Articles, Restructuring + Insolvency

In In the matter of Leasing Holdings Pty Limited (formerly Charlie Lovett Pty Limited), a landlord served a Creditor’s Statutory Demand for Payment of Debt on one of its tenants, requiring payment of rental arrears.  The Statutory Demand failed to specify in it an address for service in the same state as the registered office of the debtor tenant as required by the form prescribed in s459E of the Corporations Act 2001 (Cth).  In fact, the Statutory Demand noted the creditor’s address for service as being a business address (not its registered office) In resisting the subsequent winding up application, the debtor sought to rely on that defect as a basis for the Statutory Demand being declared a nullity so that the winding up proceedings could not continue.

Counsel for the debtor Company submitted that, had the Company sought to serve an application to set aside the Statutory Demand by delivery to the shopping centre address (which was not the creditor’s registered office) or by delivery to the centre manager (who was not a director of the creditor) or by facsimile to the number specified, all of which the Statutory Demand invited it to do, that service would have been ineffective and non-compliant with s9 of the Service and Execution and Process Act 1992 (Cth) (SEPA). Effective service of any such application in accordance with SEPA would need to have occurred either by leaving it at or sending it by post to the creditor’s registered office in New South Wales, or serving it personally on a director resident in Australia. Counsel submitted that these matters of non-compliance had the practical effect of misleading the Company that service in the manner specified would be valid; that “the flaws in the Demand were of a misleading character and were so significant as to render that document not properly a creditor’s statutory demand.”

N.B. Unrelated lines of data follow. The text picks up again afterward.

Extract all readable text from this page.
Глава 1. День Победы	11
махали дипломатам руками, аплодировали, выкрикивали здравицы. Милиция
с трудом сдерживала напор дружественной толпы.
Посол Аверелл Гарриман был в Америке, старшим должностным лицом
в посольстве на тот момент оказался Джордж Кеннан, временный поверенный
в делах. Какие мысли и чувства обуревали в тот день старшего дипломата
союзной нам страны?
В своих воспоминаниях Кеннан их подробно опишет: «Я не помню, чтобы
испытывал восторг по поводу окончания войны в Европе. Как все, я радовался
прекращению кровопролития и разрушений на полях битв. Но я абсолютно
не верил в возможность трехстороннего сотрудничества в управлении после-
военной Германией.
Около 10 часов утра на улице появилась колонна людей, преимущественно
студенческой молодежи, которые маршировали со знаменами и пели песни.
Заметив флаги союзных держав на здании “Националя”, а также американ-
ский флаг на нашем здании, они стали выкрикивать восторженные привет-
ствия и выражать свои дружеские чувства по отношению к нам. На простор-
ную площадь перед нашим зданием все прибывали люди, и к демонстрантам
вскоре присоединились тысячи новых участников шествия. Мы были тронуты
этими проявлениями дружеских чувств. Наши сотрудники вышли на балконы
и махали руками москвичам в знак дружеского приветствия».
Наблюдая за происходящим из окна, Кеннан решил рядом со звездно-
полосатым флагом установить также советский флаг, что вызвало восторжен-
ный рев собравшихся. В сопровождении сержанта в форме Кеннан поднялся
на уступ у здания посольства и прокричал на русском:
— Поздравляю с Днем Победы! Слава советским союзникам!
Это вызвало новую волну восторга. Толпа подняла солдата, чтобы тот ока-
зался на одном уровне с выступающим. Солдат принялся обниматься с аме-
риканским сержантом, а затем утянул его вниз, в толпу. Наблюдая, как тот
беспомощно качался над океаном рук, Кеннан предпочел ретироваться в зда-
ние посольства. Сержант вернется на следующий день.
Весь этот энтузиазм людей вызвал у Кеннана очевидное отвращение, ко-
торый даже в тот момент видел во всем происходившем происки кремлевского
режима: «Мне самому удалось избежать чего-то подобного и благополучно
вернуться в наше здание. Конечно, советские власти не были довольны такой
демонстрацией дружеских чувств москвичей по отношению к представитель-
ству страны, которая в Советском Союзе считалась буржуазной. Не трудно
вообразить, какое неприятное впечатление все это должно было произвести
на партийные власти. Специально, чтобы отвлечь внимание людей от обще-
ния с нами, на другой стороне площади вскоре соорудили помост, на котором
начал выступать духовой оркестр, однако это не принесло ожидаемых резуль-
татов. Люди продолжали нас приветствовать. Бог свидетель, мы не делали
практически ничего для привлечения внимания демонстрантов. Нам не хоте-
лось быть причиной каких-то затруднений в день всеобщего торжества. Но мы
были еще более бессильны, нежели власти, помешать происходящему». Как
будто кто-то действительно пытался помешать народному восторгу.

Counsel for the creditor accepted that the Statutory Demand was not in the prescribed form however, citing a number of cases, including Everkind v Hazenform at [16]–[20], submitted that, where the address of the creditor’s registered office (being in the same state as that in which the Statutory Demand was served) has been identified in the Statutory Demand and no application to set it aside is made, the Statutory Demand is not a nullity and should not be set aside because it is not deprived of effect. The Court did not entirely agree with the generality which counsel for the creditor sought to draw from the cases he cited.

The Court noted that not every departure from the prescribed form will amount to a fundamental non-compliance with the statutory requirements of s459E which would render it a nullity and it is open to the Court to have regard to the circumstances at hand and whether the relevant failure in fact had any adverse impact on or whether a substantial injustice was caused to the debtor Company’s ability to set aside the Statutory Demand.

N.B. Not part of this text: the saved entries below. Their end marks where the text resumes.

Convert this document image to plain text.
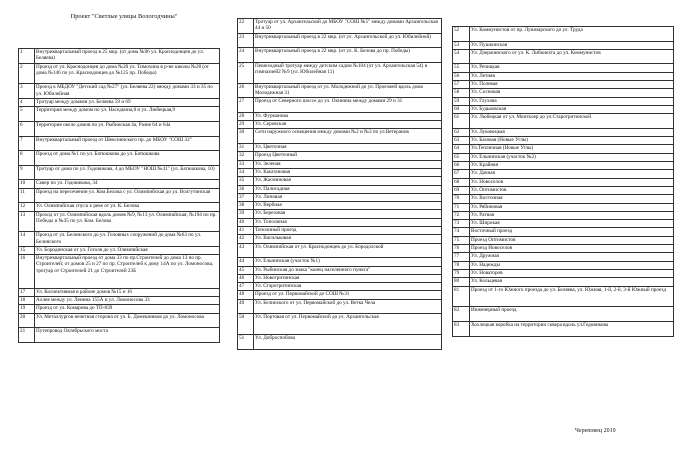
Проект "Светлые улицы Вологодчины"
1	Внутриквартальный проезд в 25 мкр. (от дома №86 ул. Краснодонцев до ул. Беляева)
2	Проезд от ул. Краснодонцев до дома №20 ул. Тимохина в р-не школы №28 (от дома №146 по ул. Краснодонцев до №125 пр. Победы)
3	Проезд к МБДОУ "Детский сад №27" (ул. Беляева 22) между домами 33 и 35 по ул. Юбилейная
4	Тротуар между домами ул. Беляева 59 и 69
5	Территория между домом по ул. Наседкина,8 и ул. Любецкая,9
6	Территория около домов по ул. Рыбинская 4а, Разне 64 и 64а
7	Внутриквартальный проезд от Шекснинского пр. до МБОУ "СОШ 32"
8	Проезд от дома №1 по ул. Батюшкова до ул. Батюшкова
9	Тротуар от дома по ул. Годовикова, 4 до МБОУ "НОШ №41" (ул. Батюшкова, 10)
10	Сквер по ул. Годовикова, 34
11	Проезд на пересечении ул. Ком.Белова с ул. Олимпийская до ул. Волгутинская
12	Ул. Олимпийская спуск к реке от ул. К. Белова
13	Проход от ул. Олимпийская вдоль домов №9, №13 ул. Олимпийская; №194 по пр. Победы и №35 по ул. Ком. Белова
14	Проезд от ул. Белинского до ул. Головных сооружений до дома №63 по ул. Белинского
15	Ул. Бородинская от ул. Гоголя до ул. Олимпийская
16	Внутриквартальный проезд от дома 33 по пр.Строителей до дома 13 по пр. Строителей; от домов 25 и 27 по пр. Строителей к дому 14А по ул. Ломоносова, тротуар от Строителей 21 до Строителей 23Б
17	Ул. Коллективная в районе домов №15 и 16
18	Аллея между ул. Ленина 155А и ул. Ломоносова 33
19	Проезд от ул. Комарова до ТП-839
20	Ул. Металлургов нечетная сторона от ул. Б. Домешников до ул. Ломоносова
21	Путепровод Октябрьского моста
22	Тротуар от ул. Архангельской до МБОУ "СОШ №5" между домами Архангельская 44 и 50
23	Внутриквартальный проезд в 22 мкр. (от ул. Архангельской до ул. Юбилейной)
24	Внутриквартальный проезд в 22 мкр. (от ул. К. Белова до пр. Победы)
25	Пешеходный тротуар между детским садом №104 (от ул. Архангельская 54) и гимназией2 №9 (ул. Юбилейная 11)
26	Внутриквартальный проезд от ул. Молодежной до ул. Проезжей вдоль дома Молодежная 31
27	Проезд от Северного шоссе до ул. Окинина между домами 29 и 31
28	Ул. Фурманова
29	Ул. Серовская
30	Сети наружного освещения между домами №2 и №3 по ул.Ветеранов
31	Ул. Цветочная
32	Проезд Цветочный
33	Ул. Зеленая
34	Ул. Каштановая
35	Ул. Жасминовая
36	Ул. Палисадная
37	Ул. Липовая
38	Ул. Вербная
39	Ул. Березовая
40	Ул. Тополиная
41	Тополиный проезд
42	Ул. Васильковая
43	Ул. Олимпийская от ул. Краснодонцев до ул. Бородолской
44	Ул. Ельнинская (участок №1)
45	Ул. Рыбинская до знака "конец населенного пункта"
46	Ул. Новогритинская
47	Ул. Старогритинская
48	Проезд от ул. Первомайской до СОШ №31
49	Ул. Белинского от ул. Первомайской до ул. Ветка Чела
50	Ул. Портовая от ул. Первомайской до ул. Архангельская
51	Ул. Доброспобова
52	Ул. Коммунистов от пр. Луначарского до ул. Труда
53	Ул. Пушкинская
54	Ул. Дзержинского от ул. К. Либкнехта до ул. Коммунистов
55	Ул. Речицкая
56	Ул. Летняя
57	Ул. Полевая
58	Ул. Сосновая
59	Ул. Глухова
60	Ул. Будьковская
61	Ул. Любецкая от ул. Монтклер до ул.Старогритинской
62	Ул. Луковецкая
63	Ул. Базовая (Новые Углы)
64	Ул.Тепличная (Новые Углы)
65	Ул. Ельнинская (участок №2)
66	Ул. Крайняя
67	Ул. Дачная
68	Ул. Новоселов
69	Ул. Оптимистов
70	Ул. Восточная
71	Ул. Рябиновая
72	Ул. Ратная
73	Ул. Широкая
74	Восточный проезд
75	Проезд Оптимистов
76	Проезд Новоселов
77	Ул. Дружная
78	Ул. Надежды
79	Ул. Новаторов
80	Ул. Кольцевая
81	Проезд от 1-го Южного проезда до ул. Беляева, ул. Южная, 1-й, 2-й, 3-й Южный проезд
82	Инженерный проезд
83	Хохлецкая коробка на территории сквера вдоль ул.Годовикова
Череповец 2019
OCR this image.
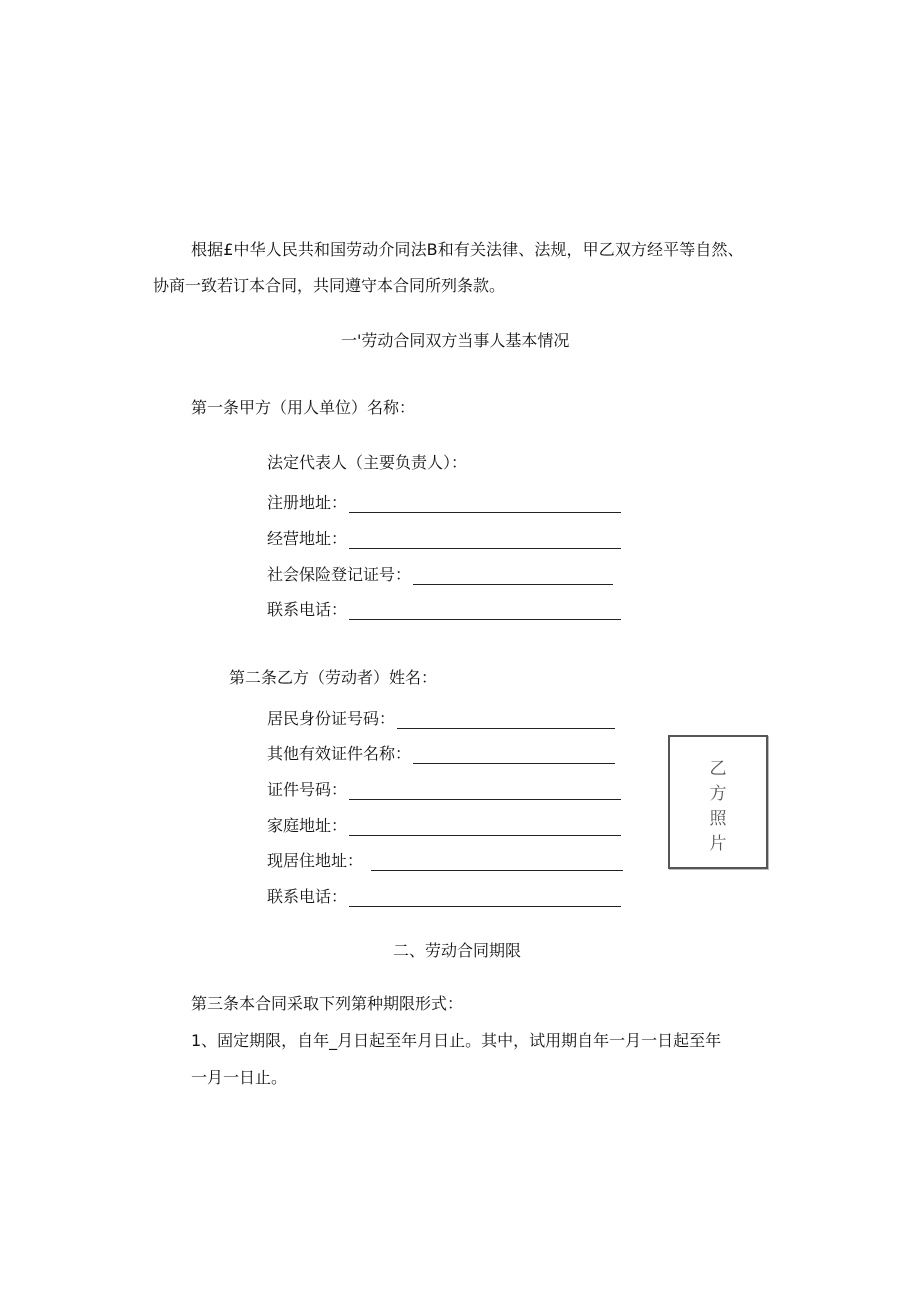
根据£中华人民共和国劳动介同法B和有关法律、法规，甲乙双方经平等自然、
协商一致若订本合同，共同遵守本合同所列条款。
一'劳动合同双方当事人基本情况
第一条甲方（用人单位）名称：
法定代表人（主要负责人）：
注册地址：
经营地址：
社会保险登记证号：
联系电话：
第二条乙方（劳动者）姓名：
居民身份证号码：
其他有效证件名称：
证件号码：
家庭地址：
现居住地址：
联系电话：
乙
方
照
片
二、劳动合同期限
第三条本合同采取下列第种期限形式：
1、固定期限，自年_月日起至年月日止。其中，试用期自年一月一日起至年
一月一日止。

In considering what constitutes a “substantial injustice”, the Court held that a substantial injustice cannot be caused where there is no evidence that the irregularities in the address for service specified in the Statutory Demand had any actual impact on the debtor Company’s approach, particularly in circumstances where the debtor Company never attempted to set aside the Statutory Demand.

Accordingly, the Court was not prepared to render the Statutory Demand a nullity and on that basis determined that the demand was effective and that the creditor could rely on the presumption of insolvency arising from the debtor Company’s non-compliance with it.